IAAF Diamond League Champions: Field
Having surrendered his Diamond Trophy to Erik Kynard in 2016, Mutaz Essa Barshim was back with a bang in the men's high jump, dominating at every turn and never letting the title out of his sight. Even after the World Championships, Barshim was as brilliant as ever, most notably putting in a brilliant performance in Birmingham.
In the men's pole vault, Renaud Lavillenie failed to win the Diamond Trophy for the first time since the competition's inauguration in 2010. After seven titles in a row, the Frenchman was finally beaten to the Diamond League crown by Sam Kendricks, who rewarded his own consistency with victory in the Final.
There was to be no defeating another Diamond League legend in the men's triple jump, as Christian Taylor eased to a sixth consecutive Diamond Trophy. Despite some fine competition from old rival and compatriot Will Claye, the American was once again the standout jumper, even breaking a Diamond League record in Eugene.
The men's long jump saw South African legend Luvo Manyonga dominate in all competitions, and the IAAF Diamond League was no exception. After claiming gold at the World Championships, Manyonga soared to yet another victory in the IAAF Diamond League Final.
It had been four Diamond Trophies in a row before 2017 for Caterine Ibargüen, and the Colombian was confident of securing a fifth this year. It didn't quite go as planned, however, as she engaged in a ferocious competition with Yulimar Rojas, before both of them were beaten in the Final by surprise winner Olga Rypakova.
After picking up her first Diamond Trophy and Olympic Gold last season, Katerina Stefanidi continued her remarkable form this year. The Greek was crowned World Champion before successfully defending her Diamond League title in the women's pole vault.
After becoming the first Serbian to win the Diamond Trophy last season, Ivana Spanovic faced a tough battle to defend her title in 2017. She did so with aplomb, winning the women's long jump in Brussels against the likes of Brittney Reese and Dariya Klishina.

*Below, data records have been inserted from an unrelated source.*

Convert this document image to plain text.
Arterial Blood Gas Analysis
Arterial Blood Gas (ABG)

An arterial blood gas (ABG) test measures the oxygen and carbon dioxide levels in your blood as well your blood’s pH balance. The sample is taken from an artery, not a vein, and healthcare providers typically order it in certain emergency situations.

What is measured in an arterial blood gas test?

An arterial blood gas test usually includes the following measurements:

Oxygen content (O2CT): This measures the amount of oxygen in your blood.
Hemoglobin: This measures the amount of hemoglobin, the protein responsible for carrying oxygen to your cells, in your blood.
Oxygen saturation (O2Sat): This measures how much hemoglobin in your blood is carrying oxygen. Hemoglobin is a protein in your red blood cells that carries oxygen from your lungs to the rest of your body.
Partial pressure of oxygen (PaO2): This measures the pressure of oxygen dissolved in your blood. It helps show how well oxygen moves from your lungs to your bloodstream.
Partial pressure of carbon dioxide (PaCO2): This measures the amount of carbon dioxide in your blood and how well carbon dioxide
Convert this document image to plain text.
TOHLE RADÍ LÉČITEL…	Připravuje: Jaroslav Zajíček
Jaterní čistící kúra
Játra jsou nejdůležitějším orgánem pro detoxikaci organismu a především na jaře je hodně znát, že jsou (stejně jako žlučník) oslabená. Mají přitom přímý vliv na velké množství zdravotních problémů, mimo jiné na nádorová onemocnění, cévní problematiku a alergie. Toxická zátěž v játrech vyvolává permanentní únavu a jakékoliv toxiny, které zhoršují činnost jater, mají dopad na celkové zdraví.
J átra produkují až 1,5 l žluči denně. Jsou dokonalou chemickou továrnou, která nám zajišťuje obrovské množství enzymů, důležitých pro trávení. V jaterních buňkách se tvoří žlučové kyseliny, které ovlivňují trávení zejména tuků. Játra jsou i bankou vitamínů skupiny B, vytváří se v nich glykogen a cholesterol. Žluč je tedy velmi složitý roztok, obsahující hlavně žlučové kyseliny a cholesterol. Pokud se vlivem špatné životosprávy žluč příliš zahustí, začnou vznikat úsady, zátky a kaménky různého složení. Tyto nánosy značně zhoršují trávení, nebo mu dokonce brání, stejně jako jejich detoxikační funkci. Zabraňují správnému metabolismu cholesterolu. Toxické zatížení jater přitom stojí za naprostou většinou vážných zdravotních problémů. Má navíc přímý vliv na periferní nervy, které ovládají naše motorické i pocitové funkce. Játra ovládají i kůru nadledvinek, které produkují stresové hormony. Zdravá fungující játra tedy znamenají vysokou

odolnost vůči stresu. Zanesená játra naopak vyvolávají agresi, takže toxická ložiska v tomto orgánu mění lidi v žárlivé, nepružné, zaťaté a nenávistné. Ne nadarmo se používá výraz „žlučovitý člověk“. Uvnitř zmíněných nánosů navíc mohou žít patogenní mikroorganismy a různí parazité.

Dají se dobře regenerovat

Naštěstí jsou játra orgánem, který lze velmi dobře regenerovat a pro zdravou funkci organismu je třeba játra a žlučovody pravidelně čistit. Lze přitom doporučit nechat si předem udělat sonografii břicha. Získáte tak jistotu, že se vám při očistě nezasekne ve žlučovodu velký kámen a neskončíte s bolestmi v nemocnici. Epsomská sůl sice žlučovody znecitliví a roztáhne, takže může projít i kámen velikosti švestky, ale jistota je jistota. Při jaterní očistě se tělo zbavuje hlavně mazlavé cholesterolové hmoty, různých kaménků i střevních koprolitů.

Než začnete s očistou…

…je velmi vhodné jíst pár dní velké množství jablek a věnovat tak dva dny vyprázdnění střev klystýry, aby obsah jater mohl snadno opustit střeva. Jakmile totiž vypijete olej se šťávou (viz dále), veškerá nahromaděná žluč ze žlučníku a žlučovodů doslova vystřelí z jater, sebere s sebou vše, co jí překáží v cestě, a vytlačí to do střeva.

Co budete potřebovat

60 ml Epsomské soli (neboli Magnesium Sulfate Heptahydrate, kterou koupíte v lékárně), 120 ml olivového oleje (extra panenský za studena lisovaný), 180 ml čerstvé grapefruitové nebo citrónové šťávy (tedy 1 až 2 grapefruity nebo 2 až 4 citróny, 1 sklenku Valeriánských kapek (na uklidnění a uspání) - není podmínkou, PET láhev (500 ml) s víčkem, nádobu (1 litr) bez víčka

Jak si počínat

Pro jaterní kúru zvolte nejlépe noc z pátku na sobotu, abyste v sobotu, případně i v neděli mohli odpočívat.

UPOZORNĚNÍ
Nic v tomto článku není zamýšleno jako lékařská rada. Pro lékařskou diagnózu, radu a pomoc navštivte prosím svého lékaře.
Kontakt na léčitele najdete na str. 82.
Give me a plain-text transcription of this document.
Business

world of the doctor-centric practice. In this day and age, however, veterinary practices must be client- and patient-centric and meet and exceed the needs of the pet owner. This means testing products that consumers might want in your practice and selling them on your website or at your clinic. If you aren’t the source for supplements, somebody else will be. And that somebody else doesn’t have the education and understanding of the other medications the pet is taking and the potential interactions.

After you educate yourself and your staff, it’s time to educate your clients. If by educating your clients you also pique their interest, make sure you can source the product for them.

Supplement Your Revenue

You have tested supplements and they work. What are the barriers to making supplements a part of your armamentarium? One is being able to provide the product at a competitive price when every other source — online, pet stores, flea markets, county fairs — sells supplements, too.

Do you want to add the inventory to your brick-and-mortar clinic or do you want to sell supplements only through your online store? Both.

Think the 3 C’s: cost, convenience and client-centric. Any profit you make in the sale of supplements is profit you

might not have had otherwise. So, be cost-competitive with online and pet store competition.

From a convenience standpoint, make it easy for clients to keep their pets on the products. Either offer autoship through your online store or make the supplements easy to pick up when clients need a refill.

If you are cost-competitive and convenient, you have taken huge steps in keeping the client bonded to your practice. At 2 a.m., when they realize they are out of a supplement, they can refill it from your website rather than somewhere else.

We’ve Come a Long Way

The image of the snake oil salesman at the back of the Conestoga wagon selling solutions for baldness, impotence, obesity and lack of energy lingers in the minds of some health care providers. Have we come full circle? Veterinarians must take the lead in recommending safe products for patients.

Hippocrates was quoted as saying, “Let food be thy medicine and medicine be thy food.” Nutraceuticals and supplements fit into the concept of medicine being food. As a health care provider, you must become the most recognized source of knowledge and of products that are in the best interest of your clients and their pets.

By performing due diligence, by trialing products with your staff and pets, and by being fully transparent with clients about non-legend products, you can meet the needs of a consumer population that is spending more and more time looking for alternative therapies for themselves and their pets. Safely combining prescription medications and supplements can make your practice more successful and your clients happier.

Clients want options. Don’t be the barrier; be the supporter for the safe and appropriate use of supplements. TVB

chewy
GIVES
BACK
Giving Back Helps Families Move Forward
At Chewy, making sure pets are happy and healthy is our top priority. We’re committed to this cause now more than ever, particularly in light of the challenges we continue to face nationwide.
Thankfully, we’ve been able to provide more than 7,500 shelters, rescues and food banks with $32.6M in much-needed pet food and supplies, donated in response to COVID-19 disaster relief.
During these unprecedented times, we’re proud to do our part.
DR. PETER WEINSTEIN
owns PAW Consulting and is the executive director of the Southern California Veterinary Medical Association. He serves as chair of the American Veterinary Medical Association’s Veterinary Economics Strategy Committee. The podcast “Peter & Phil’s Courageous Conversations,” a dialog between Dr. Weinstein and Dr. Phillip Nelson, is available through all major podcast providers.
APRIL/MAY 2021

Few athletes were as dominant in their discipline this year as Mariya Lasitskene in the women's high jump. From the word go, Lasitskene was unbeatable, often continuing long after all her competitors had failed to clear a particular height. She crowned a fine season with an inevitable Diamond Trophy in Brussels.
Gong Lijiao began a brilliant season on home turf with victory in Shanghai, and went on to dominate the women's shot put in style. She capped a fine year with victory in Zürich and the Diamond Trophy
Stockholm provided one of the biggest shocks of the season, as Yaimé Perez beat Sandra Perkovic in the women's discus, ending a winning streak in the Diamond League which stretched back to 2015. Perkovic, though, remains the consummate champion, and was unfazed by defeat, recovering to win a sixth consecutive Diamond Trophy.
For Barbora Spotakova, the World Championships were an extraordinary return to the top of the women's javelin. Despite fierce competition from Sara Kolak, the Czech won a fifth Diamond Trophy in Zürich.
The men's javelin Diamond Trophy looked destined for Germany this year, as Thomas Röhler set a Diamond League record in Doha, and Johannes Vetter was crowned World Champion in London. In the final, though, neither of the season's two dominant throwers could take victory, as Jakub Vadlejch popped up at the last minute to defend the title he won last season.
There was also a surprise in the men's shot put, where many had expected either the dominant Ryan Crouser or the World Champion Tom Walsh to take the Diamond Trophy. In the end, an astonishing personal best in the sixth round in Brussels saw Darrel Hill shock his competitors and claim the title.
At the beginning of the season, few would have had Andrius Gudzius on the radar as they were looking for the main man in the men's discus. Yet the Lithuanian, who had become surprise World Champion weeks earlier, claimed the Diamond Trophy in Brussels to complete a brilliant season.